Glue: a fashion attribute spine (silhouettes, rises/lengths, toe/heel shapes, fabric/stitch details) shared by PLM/PIM and decisioning, so trend attributes map cleanly to SKUs. UX: an allocation cockpit that answers “why this mix?” with reason codes—trend slope, historical adjusted demand, return feedback—so buyers can accept/override with confidence. For a luxury case featuring PLM’s role in speeding product decisions, see Centric × YNAP.
Operating cadence: KPIs, tests, and seasonal playbooks
Operate with a cadence that proves profit lift. KPIs: stockout reduction on top sizes, markdown rate on tail sizes, full‑price sell‑through, weeks of supply, and transfer efficiency (% of inventory reallocated pre‑markdown).

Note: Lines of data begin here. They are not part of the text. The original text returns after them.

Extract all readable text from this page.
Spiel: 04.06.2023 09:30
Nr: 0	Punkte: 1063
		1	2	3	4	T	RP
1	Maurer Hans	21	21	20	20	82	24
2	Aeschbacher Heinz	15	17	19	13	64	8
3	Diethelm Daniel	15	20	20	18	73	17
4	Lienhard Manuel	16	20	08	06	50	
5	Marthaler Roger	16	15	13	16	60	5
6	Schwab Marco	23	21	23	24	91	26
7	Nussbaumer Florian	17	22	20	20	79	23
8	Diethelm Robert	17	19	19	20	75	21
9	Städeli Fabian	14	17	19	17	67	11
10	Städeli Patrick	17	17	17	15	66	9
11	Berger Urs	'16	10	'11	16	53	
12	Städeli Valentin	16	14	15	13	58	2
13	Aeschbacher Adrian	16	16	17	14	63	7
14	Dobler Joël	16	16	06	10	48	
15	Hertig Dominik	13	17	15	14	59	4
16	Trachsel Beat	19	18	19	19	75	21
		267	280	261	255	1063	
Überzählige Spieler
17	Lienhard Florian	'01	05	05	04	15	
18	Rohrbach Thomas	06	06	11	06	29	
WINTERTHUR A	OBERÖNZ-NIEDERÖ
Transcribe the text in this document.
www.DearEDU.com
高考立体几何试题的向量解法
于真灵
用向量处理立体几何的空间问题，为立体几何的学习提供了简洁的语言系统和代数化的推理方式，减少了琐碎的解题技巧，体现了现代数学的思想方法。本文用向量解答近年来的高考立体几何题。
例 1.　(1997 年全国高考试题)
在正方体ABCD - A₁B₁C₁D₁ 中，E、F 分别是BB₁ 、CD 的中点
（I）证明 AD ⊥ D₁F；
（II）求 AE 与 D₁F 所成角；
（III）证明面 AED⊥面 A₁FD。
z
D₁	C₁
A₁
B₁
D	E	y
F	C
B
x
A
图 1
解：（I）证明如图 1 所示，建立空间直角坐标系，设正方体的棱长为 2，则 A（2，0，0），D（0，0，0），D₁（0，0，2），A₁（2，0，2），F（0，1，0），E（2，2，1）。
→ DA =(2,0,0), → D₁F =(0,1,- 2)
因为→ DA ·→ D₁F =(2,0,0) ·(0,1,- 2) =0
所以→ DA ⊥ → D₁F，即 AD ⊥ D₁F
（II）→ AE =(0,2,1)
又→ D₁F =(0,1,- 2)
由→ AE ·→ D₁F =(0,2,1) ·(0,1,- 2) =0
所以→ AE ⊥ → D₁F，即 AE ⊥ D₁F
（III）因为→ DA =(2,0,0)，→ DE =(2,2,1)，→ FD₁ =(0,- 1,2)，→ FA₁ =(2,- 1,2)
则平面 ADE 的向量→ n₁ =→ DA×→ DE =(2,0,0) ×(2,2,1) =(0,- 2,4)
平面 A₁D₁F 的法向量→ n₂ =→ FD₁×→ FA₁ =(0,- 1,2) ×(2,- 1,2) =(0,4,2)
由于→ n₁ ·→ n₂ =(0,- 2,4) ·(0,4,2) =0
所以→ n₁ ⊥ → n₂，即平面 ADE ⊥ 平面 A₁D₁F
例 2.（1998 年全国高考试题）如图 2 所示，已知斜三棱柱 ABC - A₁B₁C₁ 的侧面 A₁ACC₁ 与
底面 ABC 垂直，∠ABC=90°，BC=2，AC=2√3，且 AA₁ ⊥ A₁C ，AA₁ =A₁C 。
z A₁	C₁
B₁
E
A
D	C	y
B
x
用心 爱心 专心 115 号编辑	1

Experiments: start with one category in two markets; run matched cohort or randomized store/site tests; publish stop‑loss thresholds (e.g., tail markdown depth).
Seasonal playbooks: pre‑season, convert signal trajectories into buy ranges by tier (core/fashion/test) and set uncertainty bands; in‑season, refresh weekly and coordinate creative so size‑rich stores and sessions get visibility; post‑season, attribute which attributes predicted stalls and fold them into next buys. For background on fashion’s evolving economics and why agility matters, refer to the BoF overview.
Commerce execution guides from Shopify remain useful context for discovery and conversion—the downstream effects of better allocation—see Shopify report. With a signal‑to‑allocation loop, “trend aware” finally becomes “inventory right”—and margin follows.